Readers were free to self-select batch length when reading the test set assessment task. Therefore, our conclusions on optimal batch size could potentially have been confounded through self-selection bias. However, similar results were seen with the subset of readers who completed all 125 scans of the test set in a single batch (7 from Group 1 and 8 from Group 2) (Additional file 3), suggesting the effect of self-selection bias, although unquantifiable, is likely to be small.

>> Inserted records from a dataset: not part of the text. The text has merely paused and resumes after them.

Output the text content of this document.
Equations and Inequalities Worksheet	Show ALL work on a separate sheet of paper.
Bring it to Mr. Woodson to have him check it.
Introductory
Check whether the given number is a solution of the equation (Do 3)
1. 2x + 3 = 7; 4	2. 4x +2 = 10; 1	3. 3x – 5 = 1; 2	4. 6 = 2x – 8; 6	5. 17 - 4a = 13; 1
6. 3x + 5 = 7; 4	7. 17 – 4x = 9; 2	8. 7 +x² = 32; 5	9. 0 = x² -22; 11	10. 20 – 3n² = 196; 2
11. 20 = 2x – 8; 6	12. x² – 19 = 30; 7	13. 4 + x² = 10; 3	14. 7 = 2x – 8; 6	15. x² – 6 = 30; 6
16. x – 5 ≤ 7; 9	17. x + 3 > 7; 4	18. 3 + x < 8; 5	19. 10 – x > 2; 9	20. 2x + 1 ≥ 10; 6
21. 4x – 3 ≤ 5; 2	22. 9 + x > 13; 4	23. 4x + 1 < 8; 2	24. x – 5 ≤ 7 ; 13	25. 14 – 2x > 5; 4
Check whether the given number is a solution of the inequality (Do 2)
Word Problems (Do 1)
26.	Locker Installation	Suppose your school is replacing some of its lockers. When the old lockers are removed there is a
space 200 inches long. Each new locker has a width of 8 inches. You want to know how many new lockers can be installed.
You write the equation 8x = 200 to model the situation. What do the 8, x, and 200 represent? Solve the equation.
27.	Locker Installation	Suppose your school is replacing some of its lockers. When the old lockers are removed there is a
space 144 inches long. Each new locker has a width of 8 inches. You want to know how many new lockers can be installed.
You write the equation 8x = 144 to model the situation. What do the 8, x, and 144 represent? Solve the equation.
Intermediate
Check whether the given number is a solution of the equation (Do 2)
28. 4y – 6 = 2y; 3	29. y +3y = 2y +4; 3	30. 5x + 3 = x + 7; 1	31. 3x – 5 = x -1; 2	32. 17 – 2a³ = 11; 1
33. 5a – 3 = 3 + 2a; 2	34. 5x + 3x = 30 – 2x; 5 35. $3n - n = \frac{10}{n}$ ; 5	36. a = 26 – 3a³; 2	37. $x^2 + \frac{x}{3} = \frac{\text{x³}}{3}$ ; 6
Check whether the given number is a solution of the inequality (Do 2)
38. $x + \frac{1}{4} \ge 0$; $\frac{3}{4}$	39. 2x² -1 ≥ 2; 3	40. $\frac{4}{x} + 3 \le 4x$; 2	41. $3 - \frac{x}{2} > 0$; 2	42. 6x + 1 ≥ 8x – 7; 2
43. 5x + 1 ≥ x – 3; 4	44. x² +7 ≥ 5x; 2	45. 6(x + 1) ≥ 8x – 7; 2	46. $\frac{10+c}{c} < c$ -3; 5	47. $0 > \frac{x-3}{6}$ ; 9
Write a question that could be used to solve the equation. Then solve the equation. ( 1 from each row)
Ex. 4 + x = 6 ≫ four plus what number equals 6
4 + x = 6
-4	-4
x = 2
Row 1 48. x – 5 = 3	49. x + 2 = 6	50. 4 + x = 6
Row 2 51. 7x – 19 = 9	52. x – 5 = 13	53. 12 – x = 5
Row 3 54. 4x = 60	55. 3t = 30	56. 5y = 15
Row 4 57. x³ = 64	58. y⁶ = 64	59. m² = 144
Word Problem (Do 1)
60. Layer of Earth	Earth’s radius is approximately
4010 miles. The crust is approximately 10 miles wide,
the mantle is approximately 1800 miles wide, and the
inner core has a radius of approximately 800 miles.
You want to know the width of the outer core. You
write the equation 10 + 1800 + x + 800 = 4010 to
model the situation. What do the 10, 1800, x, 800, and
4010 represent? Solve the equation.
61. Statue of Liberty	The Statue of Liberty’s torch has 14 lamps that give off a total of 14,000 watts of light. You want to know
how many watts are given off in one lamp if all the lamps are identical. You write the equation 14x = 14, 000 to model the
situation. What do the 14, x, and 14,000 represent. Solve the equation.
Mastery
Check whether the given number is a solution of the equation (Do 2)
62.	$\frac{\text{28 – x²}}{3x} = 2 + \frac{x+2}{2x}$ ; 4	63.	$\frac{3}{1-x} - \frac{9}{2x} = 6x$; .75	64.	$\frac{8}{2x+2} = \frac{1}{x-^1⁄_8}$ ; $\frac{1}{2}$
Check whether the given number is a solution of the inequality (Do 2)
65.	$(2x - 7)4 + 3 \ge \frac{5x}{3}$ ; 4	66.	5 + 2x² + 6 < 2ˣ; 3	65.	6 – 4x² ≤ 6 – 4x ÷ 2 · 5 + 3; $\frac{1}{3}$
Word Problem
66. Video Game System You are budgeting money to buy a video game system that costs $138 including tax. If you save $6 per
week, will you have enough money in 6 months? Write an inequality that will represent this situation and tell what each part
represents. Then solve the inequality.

Implications of the research

The results of the current study demonstrate that the inclusion of immediate feedback for each scan during test set interpretation in FAST MRI reader training optimised specificity and overall diagnostic accuracy whilst maintaining high levels of sensitivity, which would be suitable for a screened population with low pre-test probability.

Conclusions

Future trials of FAST MRI will benefit from standardising the training, assessment, and credentialing of FAST MRI readers. The diagnostic accuracy achieved at single read by NHSBSP mammogram readers in this study suggests that two-day standardised FAST MRI remote e-learning, that includes formative assessment using an enriched dataset, could form the basis for FAST MRI interpretation-training for mammogram readers who wish to participate as readers in future FAST MRI trials and clinical practice, screening populations with low pre-test probability. The credentialling of readers could be accomplished using BI-RADS benchmarks of performance [28] as cut offs for sensitivity and specificity achieved by readers in the assessment task.